4 Benefits Of Entering College With an Undeclared Major

While preparing for your freshman year, you may feel pressured to pick a field of study and stick with it for the next four years – but you shouldn’t. Unless you’re absolutely set on a specific major, there is absolutely nothing wrong with being undeclared when you enter college. In fact, doing so will allow you to experience a variety of different subjects, which will eventually help you narrow down your interests. Still nervous? Read below for 4 benefits of being undeclared:

1. You’ll get time to explore different subjects           

It’s common knowledge that what you study in college is supposed to prepare you for a career in that field after graduation. The problem with this is that many students entering college aren’t yet sure what they want to spend the rest of their lives doing­––which is super understandable!

Kristan Venegas, a Research Associate in the Center for Higher Education Policy Analysis at Rossier, says that students who don’t know what they want to study can benefit from an undeclared major because then they can take general courses to see what they like.

Natalie Kelly, a senior at Santa Clary University, did just this. “I went into my freshman year undeclared, and I couldn’t have been happier with my decision,” Kelly says. “I knew I was unsure what I wanted to study, so I was able to test out my likes and dislikes. While still taking courses that fulfilled general requirements, I got to try things out that I was interested in.” You’ll be getting gen-eds out of the way all the while testing the waters to see what you’ll like!

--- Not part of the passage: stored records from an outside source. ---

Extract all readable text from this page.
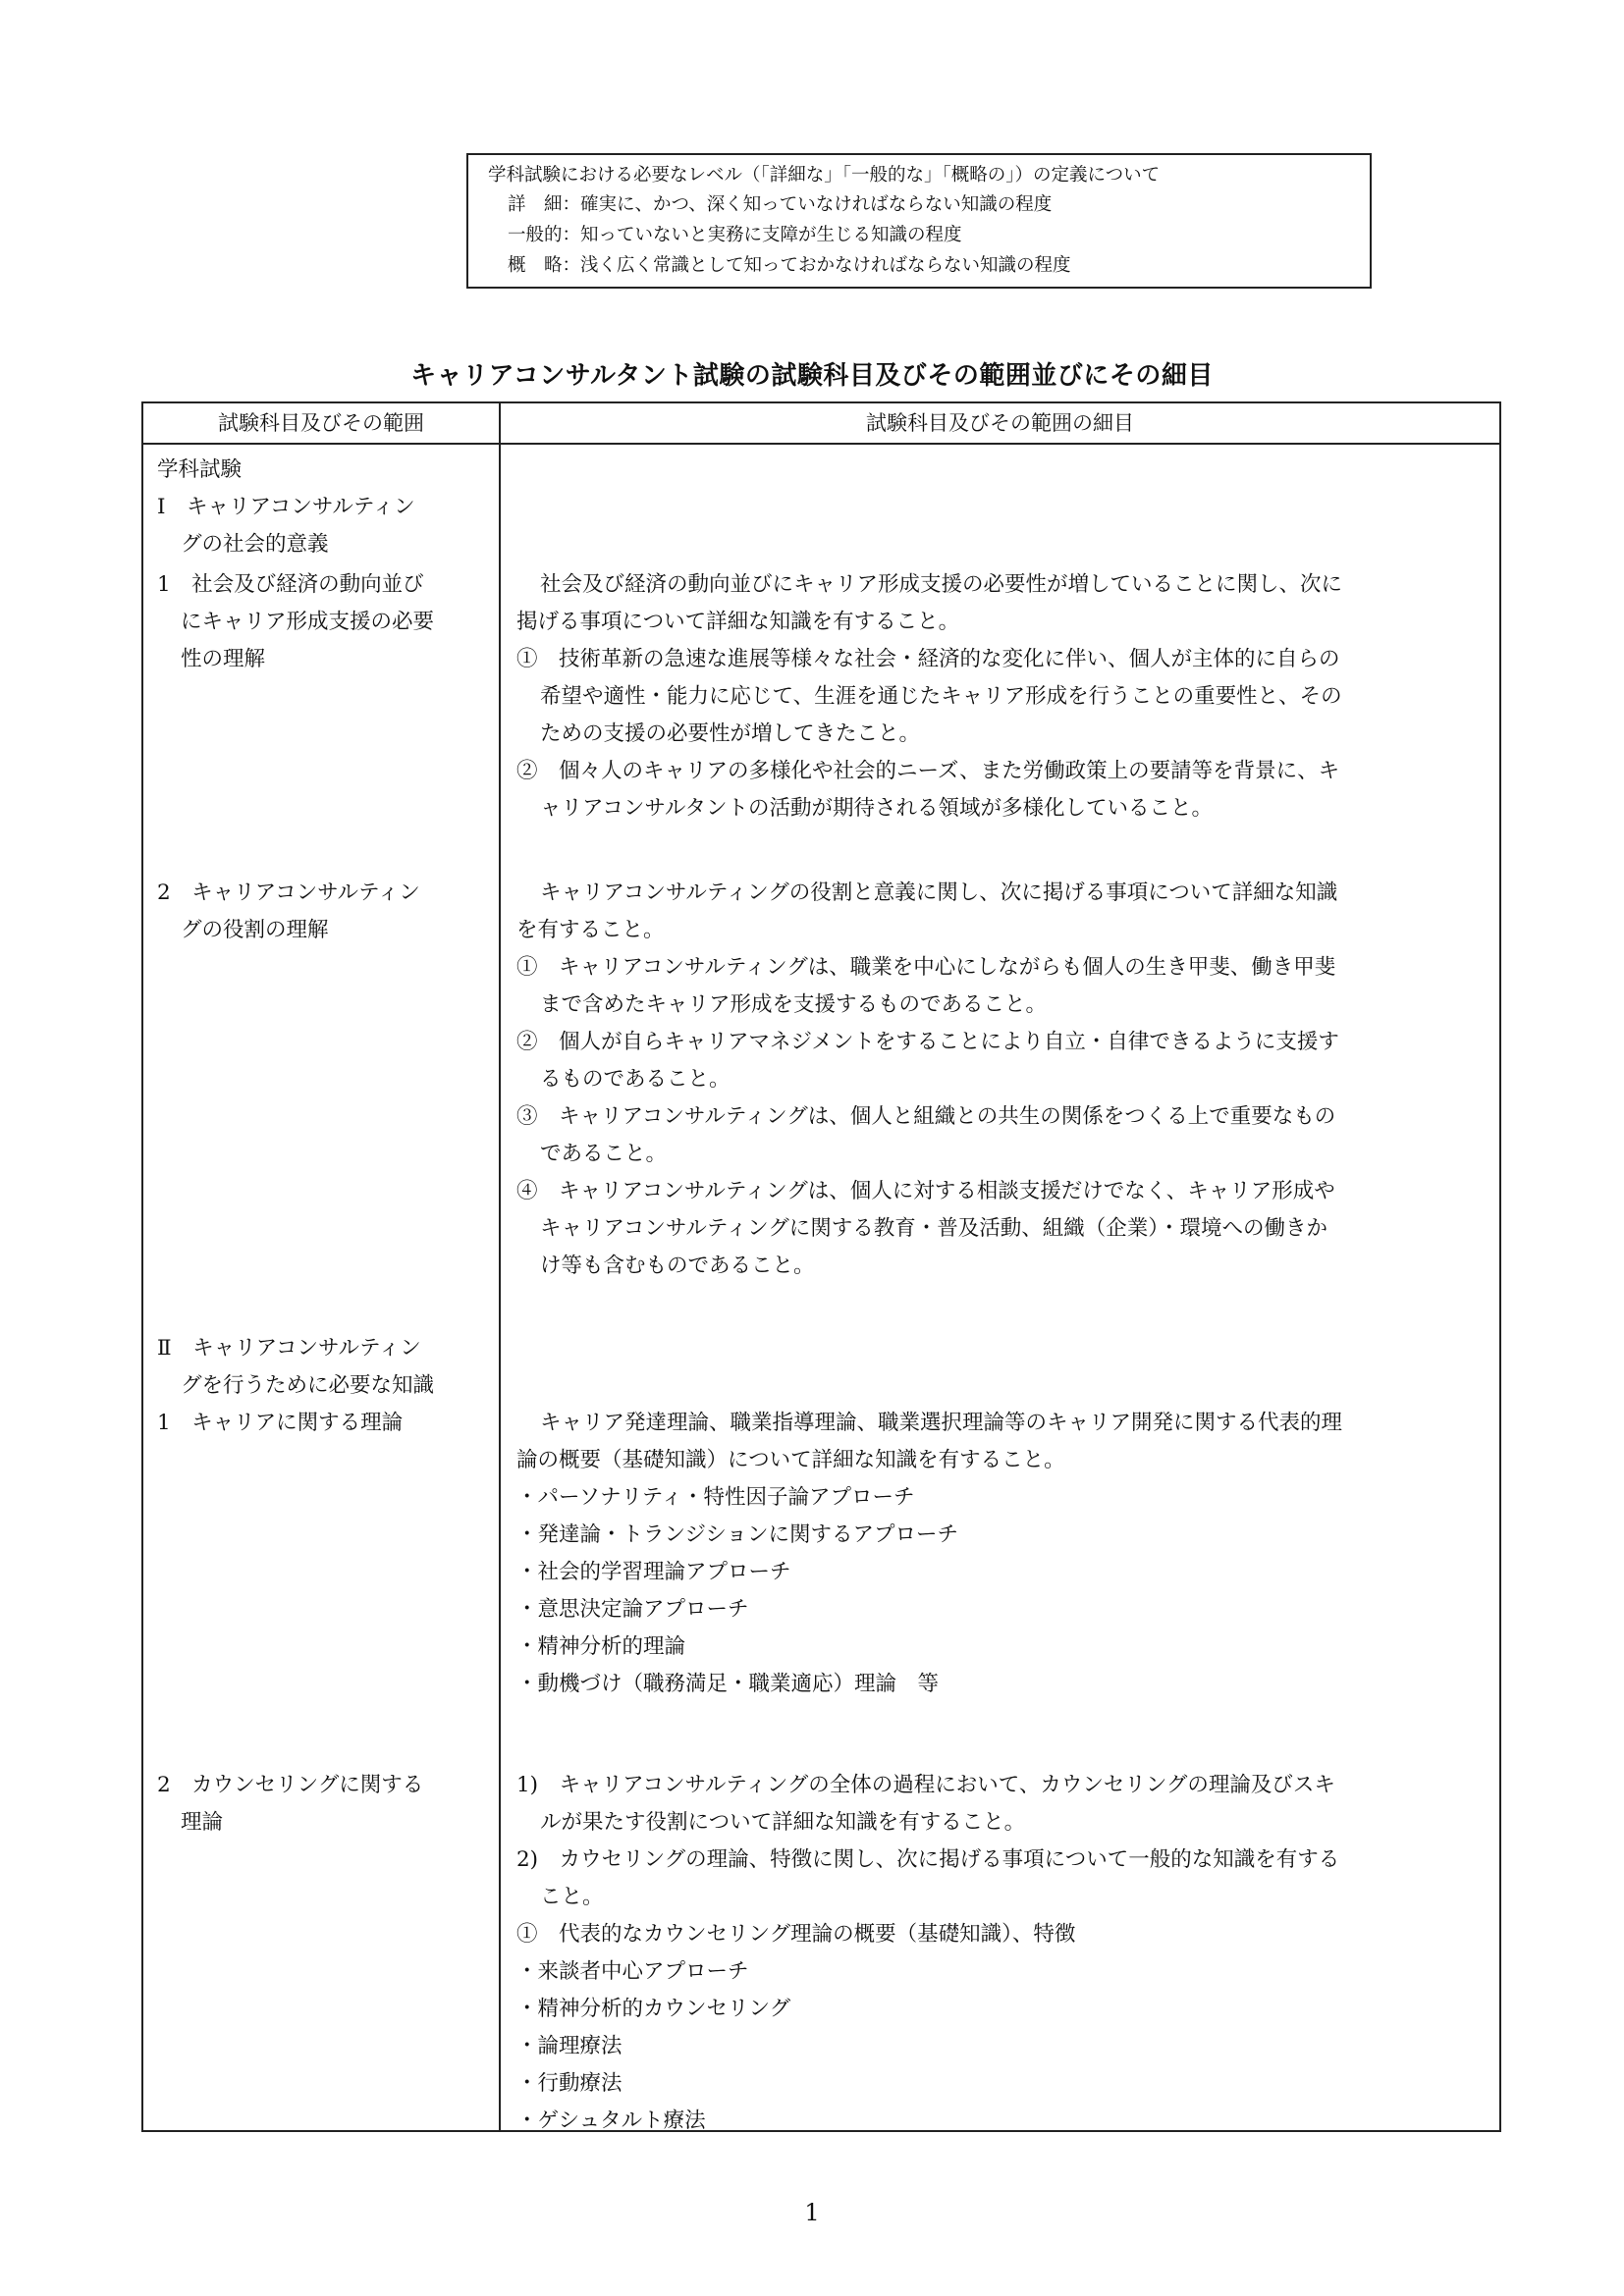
学科試験における必要なレベル（「詳細な」「一般的な」「概略の」）の定義について
詳　細：確実に、かつ、深く知っていなければならない知識の程度
一般的：知っていないと実務に支障が生じる知識の程度
概　略：浅く広く常識として知っておかなければならない知識の程度
キャリアコンサルタント試験の試験科目及びその範囲並びにその細目
試験科目及びその範囲	試験科目及びその範囲の細目
学科試験
Ⅰ　キャリアコンサルティン
グの社会的意義
1　社会及び経済の動向並び
にキャリア形成支援の必要
性の理解
2　キャリアコンサルティン
グの役割の理解
Ⅱ　キャリアコンサルティン
グを行うために必要な知識
1　キャリアに関する理論
2　カウンセリングに関する
理論
社会及び経済の動向並びにキャリア形成支援の必要性が増していることに関し、次に
掲げる事項について詳細な知識を有すること。
①　技術革新の急速な進展等様々な社会・経済的な変化に伴い、個人が主体的に自らの
希望や適性・能力に応じて、生涯を通じたキャリア形成を行うことの重要性と、その
ための支援の必要性が増してきたこと。
②　個々人のキャリアの多様化や社会的ニーズ、また労働政策上の要請等を背景に、キ
ャリアコンサルタントの活動が期待される領域が多様化していること。
キャリアコンサルティングの役割と意義に関し、次に掲げる事項について詳細な知識
を有すること。
①　キャリアコンサルティングは、職業を中心にしながらも個人の生き甲斐、働き甲斐
まで含めたキャリア形成を支援するものであること。
②　個人が自らキャリアマネジメントをすることにより自立・自律できるように支援す
るものであること。
③　キャリアコンサルティングは、個人と組織との共生の関係をつくる上で重要なもの
であること。
④　キャリアコンサルティングは、個人に対する相談支援だけでなく、キャリア形成や
キャリアコンサルティングに関する教育・普及活動、組織（企業）・環境への働きか
け等も含むものであること。
キャリア発達理論、職業指導理論、職業選択理論等のキャリア開発に関する代表的理
論の概要（基礎知識）について詳細な知識を有すること。
・パーソナリティ・特性因子論アプローチ
・発達論・トランジションに関するアプローチ
・社会的学習理論アプローチ
・意思決定論アプローチ
・精神分析的理論
・動機づけ（職務満足・職業適応）理論　等
1)　キャリアコンサルティングの全体の過程において、カウンセリングの理論及びスキ
ルが果たす役割について詳細な知識を有すること。
2)　カウセリングの理論、特徴に関し、次に掲げる事項について一般的な知識を有する
こと。
①　代表的なカウンセリング理論の概要（基礎知識）、特徴
・来談者中心アプローチ
・精神分析的カウンセリング
・論理療法
・行動療法
・ゲシュタルト療法
1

2. You can confirm your original interests

While some students have absolutely no idea what they want to study, there are also those who have some idea, but aren’t ready to officially declare a major. In fact, nearly 50 percent of entering college students are undecided about their major. To avoid wanting to switch majors later on in your college career, go in undeclared and start by taking introductory courses in the subject of your interest.

Katie Jordan, a senior at Bentley University, says she went into her freshman year undeclared, even though she had an idea of what she wanted to do in the long run. “I was in the situation where I didn’t know what I wanted to do until I experienced it in the classes that I loved,” she says. Taking classes and talking to professors in the department is a great way to learn if you’re going to like something!

Related: 4 Myths About Your Major You Shouldn’t Believe

3. You can get additional advising once you get to campus

According to Venegas, a lot of colleges offer additional advising for undeclared students. “Depending on the campus, schools will provide resources specifically for those who are undeclared, like exploring different major tracks, allowing students to speak with different students and professors from a variety of majors and different types of career testing,” she says.

If your school’s advising department doesn’t have specialized advising, Venegas says you should visit the career center. “I strongly recommend students go to their school’s career center to see what free testing is available.” Even if you have declared a major, you can still take tests to narrow down a specific area within your major! These are oftentimes similar to personality tests, asking questions about what you enjoy and look for in your day-to-day-life.

4. You’ll avoid wasting time and money

A good amount, anywhere from 50 to 70 percent, of students who declare majors early on will likely switch at least once before graduating. There’s nothing particularly wrong with this, but Venegas says that there will likely be a price to pay in order to do so. “Especially if you go from a major that’s completely different than your new one, you’ll end up paying more tuition since you’ll most likely have to start over,” she says. Additionally, it’ll take you longer to graduate, which can be a problem with certain scholarships that only last a certain amount of time.

By entering college undeclared, you can begin with general courses rather than major-specific ones – therefore preventing these issues. “I entered college undeclared,” Alaina Leary, a graduate student at Emerson College, says. “It allowed me to take the time to decide what I really wanted. Obviously, changing majors is possible as well, but I didn’t want to have to go through that process.” You could end up saving time and money!

Instead of stressing and choosing a major that you think you’ll like, take the time to try out a variety of subjects. You may be surprised with what you enjoy! There’s no reason to fear going into college with an undeclared major, especially if it feels right for you.